As a studio art major at a women’s liberal arts college, I saw my fair share of Cindy Sherman wannabes. Indeed, I’m a big fan of the role-playing dress up doll that Sherman so deftly becomes in front of the camera. But picking up the project she has begun and taking it somewhere new is what young artists seem to be struggling with.
New York-based (and, admittedly, a former college classmate of mine) filmmaker, photographer and fashionista K8 Hardy has taken the Sherman aesthetic to a new level — and even The New York Times has noticed.
Hardy, a 31-year-old founder of the queer feminist art collective LTTR, occasional fashion stylist and creator of the cult zine FashionFashion opened her first one-woman show, To All the G#%$! I’ve Loved Before, of photographs this month at Reena Spaulings Fine Art, a gallery in a former Chinatown brothel in Manhattan.
ArtSlant describes her work as:
Playing on the codes of both queer and hetero-normative cultures, Hardy tests and wastes them all as she feeds her pose machine with other looks and meanings.
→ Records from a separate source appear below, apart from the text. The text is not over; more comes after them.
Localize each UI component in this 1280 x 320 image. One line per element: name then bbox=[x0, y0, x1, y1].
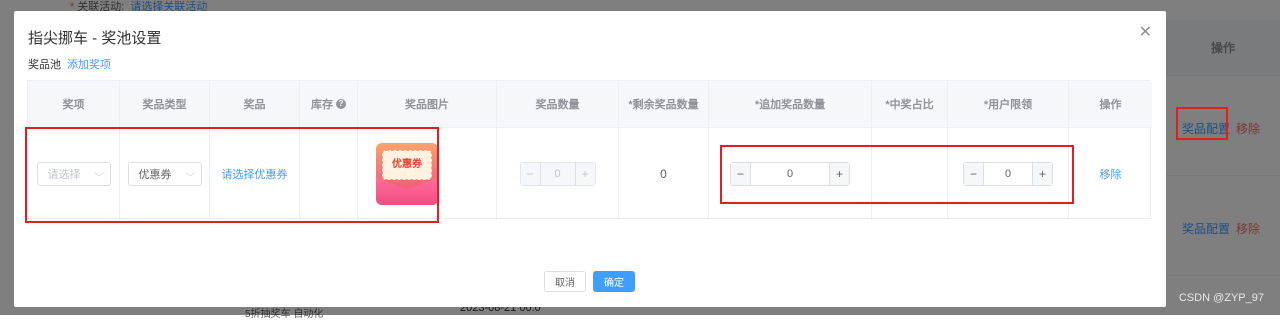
stock-header-label: 库存 bbox=[311, 99, 333, 111]
dialog-title: 指尖挪车 - 奖池设置 bbox=[28, 30, 162, 47]
annotation-box-right bbox=[720, 145, 1074, 204]
column-header-stock: 库存? bbox=[300, 81, 358, 128]
confirm-button[interactable]: 确定 bbox=[593, 271, 635, 292]
column-header-win-ratio: *中奖占比 bbox=[872, 81, 948, 128]
cell-prize-quantity: − 0 + bbox=[497, 128, 619, 220]
column-header-remaining: *剩余奖品数量 bbox=[619, 81, 709, 128]
question-icon[interactable]: ? bbox=[336, 99, 346, 109]
prize-quantity-stepper: − 0 + bbox=[519, 162, 596, 186]
increment-button: + bbox=[574, 163, 595, 185]
cancel-button[interactable]: 取消 bbox=[544, 271, 586, 292]
close-icon[interactable]: ✕ bbox=[1139, 25, 1152, 41]
column-header-append-quantity: *追加奖品数量 bbox=[709, 81, 872, 128]
remaining-value: 0 bbox=[660, 167, 667, 181]
watermark: CSDN @ZYP_97 bbox=[1178, 292, 1264, 304]
column-header-prize-image: 奖品图片 bbox=[358, 81, 497, 128]
column-header-operation: 操作 bbox=[1069, 81, 1152, 128]
annotation-box-config bbox=[1176, 107, 1228, 140]
column-header-prize-item: 奖项 bbox=[28, 81, 120, 128]
column-header-prize-type: 奖品类型 bbox=[120, 81, 210, 128]
remove-link[interactable]: 移除 bbox=[1100, 166, 1122, 182]
column-header-prize-quantity: 奖品数量 bbox=[497, 81, 619, 128]
prize-pool-dialog: 指尖挪车 - 奖池设置 ✕ 奖品池 添加奖项 奖项 奖品类型 奖品 库存? 奖品图… bbox=[14, 11, 1166, 307]
annotation-box-left bbox=[25, 127, 439, 223]
cell-operation: 移除 bbox=[1069, 128, 1152, 220]
prize-pool-label: 奖品池 bbox=[28, 59, 61, 71]
prize-pool-line: 奖品池 添加奖项 bbox=[28, 56, 111, 72]
add-prize-link[interactable]: 添加奖项 bbox=[67, 59, 111, 71]
cell-remaining: 0 bbox=[619, 128, 709, 220]
column-header-user-limit: *用户限领 bbox=[948, 81, 1069, 128]
prize-quantity-value: 0 bbox=[554, 168, 561, 180]
decrement-button: − bbox=[520, 163, 541, 185]
column-header-prize: 奖品 bbox=[210, 81, 300, 128]
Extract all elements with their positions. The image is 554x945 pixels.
Sometimes using her sister Halie as a stand-in self, Hardy displaces subjectivity across a sequence of gay cruising clichés and camp possibilities, refusing to settle into any final or agreed upon condition.
The “fashion” based shots live in the awkward space between ugly and beautiful, an apt reflection of an industry that is equally ambiguous and schizophrenic. Whereas an artist such as Sherman portrayed popular culture and art with either beauty and grace or gross horror it was the parody that was paramount. Here Hardy shows images of herself in outfits that she would very well wear out in public. Whatever lines were blurred before are now erased entirely, which makes the NYT‘s “dress up for keeps” title particularly appropriate.
It is also the basis of Hardy’s work/identity overlap. A woman who has worn many different labels including, but not limited to, lesbian, feminist, punk, artist, academic, activist, queer, she inhabits what she calls “rampant multiplicities of identity.”
By 13, she was already rejiggering her look on a regular basis. “In my junior high we weren’t allowed to wear cutoff jeans and I didn’t understand the politics of that,” she said. Her reaction was to dress one week as a rodeo queen, in high-waist Rocky Mountain jeans and cowboy boots, and as a hippie the next week, in tie-dyed shirts, long skirts and fake Birkenstocks.
Fashion and the photography that captured it became not so much an idenity or critique in and of itself but merely one medium of showcase. Nevertheless, introspection and social commentary spring forth organically from Hardy’s work. “I prefer to make the art first and analyze it later,” she said.
Growing up in conservative Fort Worth, raised by a single mother in a household that included her sister and a twin brother, Ms. Hardy “became aware really early of the desire to try and pull a reaction out of people and make a statement,” she told The Times.
“I didn’t grow up wearing designer clothes or luxury anything,” Ms. Hardy noted last week at her gallery. “You wouldn’t really say I have any kind of background in fashion.”
But she was raised in Texas, where, as she put it, “the rigors of personal appearance” and self-presentation are considerable. And while it’s a cliché as blatant as big hair, it is also true, Ms. Hardy said, that the emphasis Texans place on creating and projecting a persona through clothes provided her with solid training in analysis of “the social play and political function of dress.”
Ironically, it is her innate sense of fashion and showmanship and not any forced desire to political commentary that makes her work so interesting and full of cultural critique.
Are you familiar with K8 Hardy’s work?